Warren Buffett's measure of the real cash an owner can take out of a business each year.

Part of the Intrinsic Value & DCF course · Lesson 3 of 15
Formula
Owner Earnings = Net Income + Depreciation & Amortization + Other non-cash charges - Maintenance Capex (+/- working capital change)

What it is

Owner earnings is a cash-based measure of profit defined by Warren Buffett: reported net income, plus non-cash charges like depreciation, minus the capital spending the business genuinely needs to maintain its competitive position. It tries to capture the cash a business actually throws off to its owner, rather than accounting profit. It is conceptually close to free cash flow but emphasizes maintenance capital spending.

Why it matters

Reported earnings can be distorted by non-cash items and aggressive accounting, while owner earnings focuses on durable, distributable cash. Using it as the basis for valuation guards against paying for profits that never become real cash.

How it's calculated

Start with net income, add back depreciation, amortization, and other non-cash charges, then subtract the maintenance portion of capital expenditures (and adjust for working-capital needs). The maintenance-capex figure is a judgment call, which is the measure's main source of imprecision.

How Quintarthai uses it

The income-statement and cash-flow detail needed to build owner earnings — net income, D&A, and capital spending — is on each company's Financials tab.

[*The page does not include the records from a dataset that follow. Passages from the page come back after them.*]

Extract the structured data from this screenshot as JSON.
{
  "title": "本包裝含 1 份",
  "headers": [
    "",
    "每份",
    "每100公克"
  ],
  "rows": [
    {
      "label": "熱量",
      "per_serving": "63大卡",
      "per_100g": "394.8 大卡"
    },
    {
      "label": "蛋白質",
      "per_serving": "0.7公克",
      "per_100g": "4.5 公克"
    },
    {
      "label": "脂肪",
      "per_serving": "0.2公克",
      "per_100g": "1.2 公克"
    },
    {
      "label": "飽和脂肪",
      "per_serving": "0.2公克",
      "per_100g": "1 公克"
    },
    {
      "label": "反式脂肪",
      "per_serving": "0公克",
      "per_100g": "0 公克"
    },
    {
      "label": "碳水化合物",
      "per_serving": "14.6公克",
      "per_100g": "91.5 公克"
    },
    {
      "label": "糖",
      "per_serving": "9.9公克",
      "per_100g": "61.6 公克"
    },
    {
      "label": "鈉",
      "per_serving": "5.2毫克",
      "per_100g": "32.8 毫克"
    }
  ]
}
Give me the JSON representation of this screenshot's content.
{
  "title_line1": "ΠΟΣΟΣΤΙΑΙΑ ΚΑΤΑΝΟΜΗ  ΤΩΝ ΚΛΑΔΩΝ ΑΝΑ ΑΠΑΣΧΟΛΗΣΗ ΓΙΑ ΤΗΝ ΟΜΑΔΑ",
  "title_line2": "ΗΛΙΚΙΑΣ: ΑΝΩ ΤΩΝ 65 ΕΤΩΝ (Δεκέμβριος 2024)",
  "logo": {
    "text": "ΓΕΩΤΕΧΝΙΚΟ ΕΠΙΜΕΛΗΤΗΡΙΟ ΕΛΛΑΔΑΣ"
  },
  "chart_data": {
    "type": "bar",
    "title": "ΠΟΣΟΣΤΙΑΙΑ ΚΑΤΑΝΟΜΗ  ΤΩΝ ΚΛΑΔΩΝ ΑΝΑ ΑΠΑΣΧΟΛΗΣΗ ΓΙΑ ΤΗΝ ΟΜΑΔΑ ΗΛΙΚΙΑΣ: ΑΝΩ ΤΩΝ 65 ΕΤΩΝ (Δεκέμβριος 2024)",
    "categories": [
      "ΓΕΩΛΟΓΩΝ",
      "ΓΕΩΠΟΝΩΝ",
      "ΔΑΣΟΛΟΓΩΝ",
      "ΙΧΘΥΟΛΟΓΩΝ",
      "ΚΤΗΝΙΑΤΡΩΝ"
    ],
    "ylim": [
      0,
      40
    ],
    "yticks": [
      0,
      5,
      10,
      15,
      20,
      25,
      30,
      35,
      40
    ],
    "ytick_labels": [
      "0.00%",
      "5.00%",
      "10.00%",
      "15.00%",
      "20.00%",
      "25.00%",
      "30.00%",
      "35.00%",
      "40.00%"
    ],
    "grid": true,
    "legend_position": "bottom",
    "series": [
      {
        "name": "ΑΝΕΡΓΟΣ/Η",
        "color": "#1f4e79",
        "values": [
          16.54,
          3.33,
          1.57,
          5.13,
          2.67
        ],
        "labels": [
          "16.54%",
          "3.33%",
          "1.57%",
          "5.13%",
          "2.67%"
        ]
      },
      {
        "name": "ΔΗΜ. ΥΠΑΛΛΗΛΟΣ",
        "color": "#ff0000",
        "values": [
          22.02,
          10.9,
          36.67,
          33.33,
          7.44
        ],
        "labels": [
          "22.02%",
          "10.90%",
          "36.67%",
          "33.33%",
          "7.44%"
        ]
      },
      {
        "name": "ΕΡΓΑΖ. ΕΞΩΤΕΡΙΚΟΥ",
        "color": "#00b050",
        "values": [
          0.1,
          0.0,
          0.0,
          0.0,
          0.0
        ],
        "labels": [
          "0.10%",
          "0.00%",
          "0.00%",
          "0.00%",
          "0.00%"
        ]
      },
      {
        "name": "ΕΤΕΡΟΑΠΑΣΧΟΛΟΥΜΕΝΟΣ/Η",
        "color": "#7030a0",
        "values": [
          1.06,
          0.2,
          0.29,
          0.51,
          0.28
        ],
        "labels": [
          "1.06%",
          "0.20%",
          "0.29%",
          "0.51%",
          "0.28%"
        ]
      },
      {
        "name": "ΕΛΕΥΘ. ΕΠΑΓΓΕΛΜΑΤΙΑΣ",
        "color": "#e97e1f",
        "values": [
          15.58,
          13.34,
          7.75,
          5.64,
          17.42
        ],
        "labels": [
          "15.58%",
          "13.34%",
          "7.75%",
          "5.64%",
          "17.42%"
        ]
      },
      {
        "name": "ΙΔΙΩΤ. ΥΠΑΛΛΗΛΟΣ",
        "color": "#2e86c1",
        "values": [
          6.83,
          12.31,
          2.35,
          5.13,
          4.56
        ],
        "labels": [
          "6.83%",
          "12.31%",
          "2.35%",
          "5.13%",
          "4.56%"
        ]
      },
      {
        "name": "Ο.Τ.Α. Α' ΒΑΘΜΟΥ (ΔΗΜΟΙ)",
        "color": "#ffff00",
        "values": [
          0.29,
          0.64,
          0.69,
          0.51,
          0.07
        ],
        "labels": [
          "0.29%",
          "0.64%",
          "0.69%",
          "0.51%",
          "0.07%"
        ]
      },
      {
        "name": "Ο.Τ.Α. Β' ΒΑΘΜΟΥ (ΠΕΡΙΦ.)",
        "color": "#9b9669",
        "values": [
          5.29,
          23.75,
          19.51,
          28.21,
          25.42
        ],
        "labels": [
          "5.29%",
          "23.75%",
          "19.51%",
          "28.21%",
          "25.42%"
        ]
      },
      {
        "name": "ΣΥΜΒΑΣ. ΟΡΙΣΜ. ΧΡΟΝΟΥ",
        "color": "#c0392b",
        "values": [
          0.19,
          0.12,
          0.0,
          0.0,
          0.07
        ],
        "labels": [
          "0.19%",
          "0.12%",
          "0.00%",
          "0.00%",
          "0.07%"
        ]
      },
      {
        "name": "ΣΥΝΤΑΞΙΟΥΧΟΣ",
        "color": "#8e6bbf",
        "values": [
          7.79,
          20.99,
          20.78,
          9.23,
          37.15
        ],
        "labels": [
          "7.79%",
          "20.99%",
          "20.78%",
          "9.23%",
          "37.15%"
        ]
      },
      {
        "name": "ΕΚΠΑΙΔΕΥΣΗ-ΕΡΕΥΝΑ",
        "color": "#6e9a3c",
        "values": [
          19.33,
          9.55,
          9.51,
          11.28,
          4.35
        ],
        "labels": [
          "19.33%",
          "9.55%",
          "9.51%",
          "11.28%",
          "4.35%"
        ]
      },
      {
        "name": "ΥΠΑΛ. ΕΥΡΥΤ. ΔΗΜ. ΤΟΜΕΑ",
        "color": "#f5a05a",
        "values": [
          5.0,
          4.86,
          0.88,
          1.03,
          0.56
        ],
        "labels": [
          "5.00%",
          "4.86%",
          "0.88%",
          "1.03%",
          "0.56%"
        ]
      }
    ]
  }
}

Cross-border note. The calculation works the same under US GAAP and Canadian IFRS, but be aware IFRS allows some cost capitalization (such as certain development costs) that GAAP expenses, which can shift where the cash shows up.

FAQ

How is owner earnings different from free cash flow?
They are very similar. The key distinction is that owner earnings subtracts only maintenance capex — the spending needed to sustain the business — whereas standard free cash flow subtracts all capex, including growth investment.
Why is maintenance capex hard to pin down?
Companies report total capital spending but rarely split it into maintenance versus growth. Estimating the maintenance share requires judgment, which is the least precise part of the calculation.